The Labour Party MPs of 1945 were overwhelmingly working class men. One only need look at the backgrounds of two giants of the Attlee administration, Nye Bevan and Ernest Bevin. Ernest Bevin was born into poverty, and made an orphan by the age of six before working as a lorry driver. Nye Bevan had left school at 14 to work in a coal mine. Their personal backgrounds of poverty and hardship despite their hard work meant they fully understood working class people. As a miner, a profession notorious for low wages and appalling health risks, it is no surprise Bevan was so keen to set up the free-at-the-point-of-treatment NHS.
The Labour Party MPs of the 1964 intake were totally different. Tony Benn had grown up as the son of an aristocrat on a country estate with servants and chauffeurs. Anthony Crossland’s family had a long history of civil service comfort and wealth. The Labour Party of 1945 was from the working class and for the working class. To them, politics was about fighting for safer and fairer working conditions for those in poverty, something most Labour MPs in 1945 had personal experiences of, and providing a social safety net in sickness and old age for people who could not afford one for themselves. By sharp contrast, the Labour Party MPs of 1964 were from the upper-middle class, and for the upper-middle class. They had almost all been to Oxbridge at a time of notorious left-wing radicalism, and had clearly soaked it up. The professors who taught them at Oxbridge had lived through the 1920s and 1930s. A defining disappointment for the professors’ generation was the failure of the British working class to rise up and emulate the Russian Revolution. They believed their mission was to bring about the radical change the working class had failed to do for themselves when they didn’t emulate the Russian Revolution.
The Labour Party MPs of 1964 were spoiled upper middle class brats who hated their country and viewed it as their task to ideologically re-engineer it. Put simply the MPs that would make up the 1964 government had been radicalised by Marxists at the Oxbridge schools they attended. The 1945 Labour MPs had been too poor to go to these universities so had not been poisoned by the anti-British, anti-family, anti-capitalist, crime-is-always-society’s-fault leftism that did the rounds in Oxbridge classrooms. When the 1964 General Election came around, memories of the 1945 intake’s helpful policies spurred working class people to vote Labour. Once these Oxbridge graduates found themselves with the keys to Number 10, they would embark on some of the most radical and damaging policies for working class communities.

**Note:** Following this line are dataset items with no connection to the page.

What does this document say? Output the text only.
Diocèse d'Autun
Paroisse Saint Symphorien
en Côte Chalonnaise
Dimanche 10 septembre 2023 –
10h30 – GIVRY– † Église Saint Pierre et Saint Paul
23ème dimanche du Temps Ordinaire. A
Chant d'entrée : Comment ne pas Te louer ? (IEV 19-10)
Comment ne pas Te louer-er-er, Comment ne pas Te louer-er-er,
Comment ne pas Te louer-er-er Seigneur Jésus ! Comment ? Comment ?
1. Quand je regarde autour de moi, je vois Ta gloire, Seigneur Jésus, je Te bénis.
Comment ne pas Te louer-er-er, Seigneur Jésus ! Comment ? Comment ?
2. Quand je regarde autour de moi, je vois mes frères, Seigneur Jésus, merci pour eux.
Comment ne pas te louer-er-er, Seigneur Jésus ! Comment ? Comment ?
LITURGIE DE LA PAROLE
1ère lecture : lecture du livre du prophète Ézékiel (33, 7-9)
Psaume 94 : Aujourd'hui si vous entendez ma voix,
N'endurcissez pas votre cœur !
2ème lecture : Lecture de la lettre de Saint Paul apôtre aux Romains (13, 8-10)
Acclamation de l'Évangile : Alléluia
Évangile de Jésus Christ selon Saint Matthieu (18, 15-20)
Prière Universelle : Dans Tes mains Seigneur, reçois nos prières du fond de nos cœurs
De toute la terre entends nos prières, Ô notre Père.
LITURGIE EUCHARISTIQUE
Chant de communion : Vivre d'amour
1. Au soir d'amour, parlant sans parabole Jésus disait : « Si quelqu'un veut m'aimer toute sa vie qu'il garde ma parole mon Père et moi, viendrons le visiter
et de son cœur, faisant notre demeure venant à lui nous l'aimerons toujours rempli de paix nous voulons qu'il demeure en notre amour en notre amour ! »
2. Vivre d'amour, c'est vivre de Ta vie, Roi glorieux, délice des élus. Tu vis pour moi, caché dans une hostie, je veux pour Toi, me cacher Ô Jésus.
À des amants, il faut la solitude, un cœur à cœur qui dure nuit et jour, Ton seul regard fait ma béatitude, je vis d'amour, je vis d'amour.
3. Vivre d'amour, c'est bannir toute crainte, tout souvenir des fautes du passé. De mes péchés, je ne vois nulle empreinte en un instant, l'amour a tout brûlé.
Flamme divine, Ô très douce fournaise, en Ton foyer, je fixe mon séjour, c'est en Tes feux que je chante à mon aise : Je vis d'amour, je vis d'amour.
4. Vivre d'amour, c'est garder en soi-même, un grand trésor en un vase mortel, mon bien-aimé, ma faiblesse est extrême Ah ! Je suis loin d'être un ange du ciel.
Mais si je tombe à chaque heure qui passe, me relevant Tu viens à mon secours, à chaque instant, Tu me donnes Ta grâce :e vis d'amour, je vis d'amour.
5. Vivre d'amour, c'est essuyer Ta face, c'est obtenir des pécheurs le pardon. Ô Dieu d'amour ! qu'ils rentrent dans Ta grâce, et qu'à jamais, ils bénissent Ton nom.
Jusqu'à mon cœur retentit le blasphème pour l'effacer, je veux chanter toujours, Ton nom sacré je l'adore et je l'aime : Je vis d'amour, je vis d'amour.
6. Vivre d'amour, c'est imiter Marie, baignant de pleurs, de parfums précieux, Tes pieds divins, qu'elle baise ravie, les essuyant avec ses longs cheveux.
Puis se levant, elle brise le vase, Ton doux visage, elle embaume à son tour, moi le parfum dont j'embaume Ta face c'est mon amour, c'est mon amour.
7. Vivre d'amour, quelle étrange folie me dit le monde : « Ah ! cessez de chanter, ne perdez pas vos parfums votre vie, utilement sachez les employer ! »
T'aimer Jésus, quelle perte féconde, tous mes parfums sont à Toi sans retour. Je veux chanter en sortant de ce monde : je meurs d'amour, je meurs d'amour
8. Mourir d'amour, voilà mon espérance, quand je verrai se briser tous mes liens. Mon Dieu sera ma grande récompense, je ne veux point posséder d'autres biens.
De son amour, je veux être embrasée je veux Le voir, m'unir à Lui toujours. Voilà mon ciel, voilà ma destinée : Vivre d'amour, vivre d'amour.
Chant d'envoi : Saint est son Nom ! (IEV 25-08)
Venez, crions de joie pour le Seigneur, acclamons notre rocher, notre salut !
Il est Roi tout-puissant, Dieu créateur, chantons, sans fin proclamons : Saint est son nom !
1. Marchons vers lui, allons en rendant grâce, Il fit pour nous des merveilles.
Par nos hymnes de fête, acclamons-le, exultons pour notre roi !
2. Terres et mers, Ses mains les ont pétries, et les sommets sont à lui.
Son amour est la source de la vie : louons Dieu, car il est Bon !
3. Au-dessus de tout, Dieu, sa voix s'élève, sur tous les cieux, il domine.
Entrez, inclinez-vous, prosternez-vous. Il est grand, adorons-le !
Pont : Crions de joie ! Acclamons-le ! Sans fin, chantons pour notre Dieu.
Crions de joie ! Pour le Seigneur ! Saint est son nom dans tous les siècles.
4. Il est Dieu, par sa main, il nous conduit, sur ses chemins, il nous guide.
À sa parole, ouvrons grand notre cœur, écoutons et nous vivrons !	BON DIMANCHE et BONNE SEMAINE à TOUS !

The work of Roy Jenkins as Home Secretary saw some of the most radical social policy changes in history. One was neutering the police and courts, making it almost impossible to punish criminals. Anthony Crossland famously barked that he would close “every f**king grammar school”. This is particularly despicable in light of the fact Crossland himself had attended the exclusive Highgate School, a member of the same alliance of schools as Eton. With the police unable to fight crime any more, crime surged in working class communities. With grammar schools closed, millions of bright but poor students were denied the spring board into the professions. There was one last radical policy the Labour Party had planned – stepping up mass immigration.

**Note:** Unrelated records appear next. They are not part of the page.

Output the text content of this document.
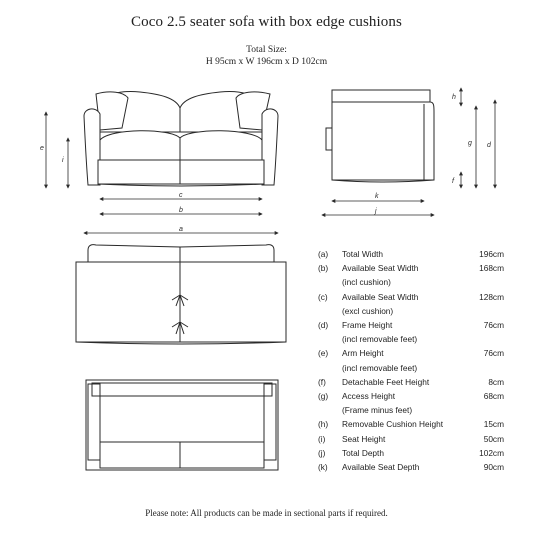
Coco 2.5 seater sofa with box edge cushions
Total Size:
H 95cm x W 196cm x D 102cm
e
i
c
b
a
h
g d
f
k
j
(a) Total Width	196cm
(b) Available Seat Width	168cm
(incl cushion)
(c) Available Seat Width	128cm
(excl cushion)
(d) Frame Height	76cm
(incl removable feet)
(e) Arm Height	76cm
(incl removable feet)
(f) Detachable Feet Height	8cm
(g) Access Height	68cm
(Frame minus feet)
(h) Removable Cushion Height	15cm
(i) Seat Height	50cm
(j) Total Depth	102cm
(k) Available Seat Depth	90cm
Please note: All products can be made in sectional parts if required.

Bertolt Brecht once joked that if your government couldn’t persuade people to back a policy, “Wouldn’t it be easier for the government to elect a new people?”. With mass immigration, that is precisely what they do. The white working class had failed to live up to the revolutionary expectations of the upper-middle class, Oxbridge educated Labour MPs. If working class Brits would not embrace radical left politics, perhaps Labour would have to import people who would. Labour began encouraging mass immigration into white working class areas like the Mill Towns of the Pennines or the East End of London. Decades later, this demographic change would mean avowedly anti-capitalist left-wing radicals like Respect could become the official opposition on Tower Hamlets council and win MP seats in both Bethnal Green and Bradford West on the back of the immigrant vote.
In short, the Labour Party of 1945 deserves to be admired. They were principled men, who genuinely knew what it was like to be working class. By contrast, the Labour Party of 1964 were upper-middle class graduates, who studied the working class through the abstract, disdainful lenses of Oxbridge Marxist theory. The modern Labour Party are even worse than the 1964 intake. If Britain is to be politically saved, the working class must be made to realise how badly the noble party of 1945 became the not-so-noble party of every election ever since.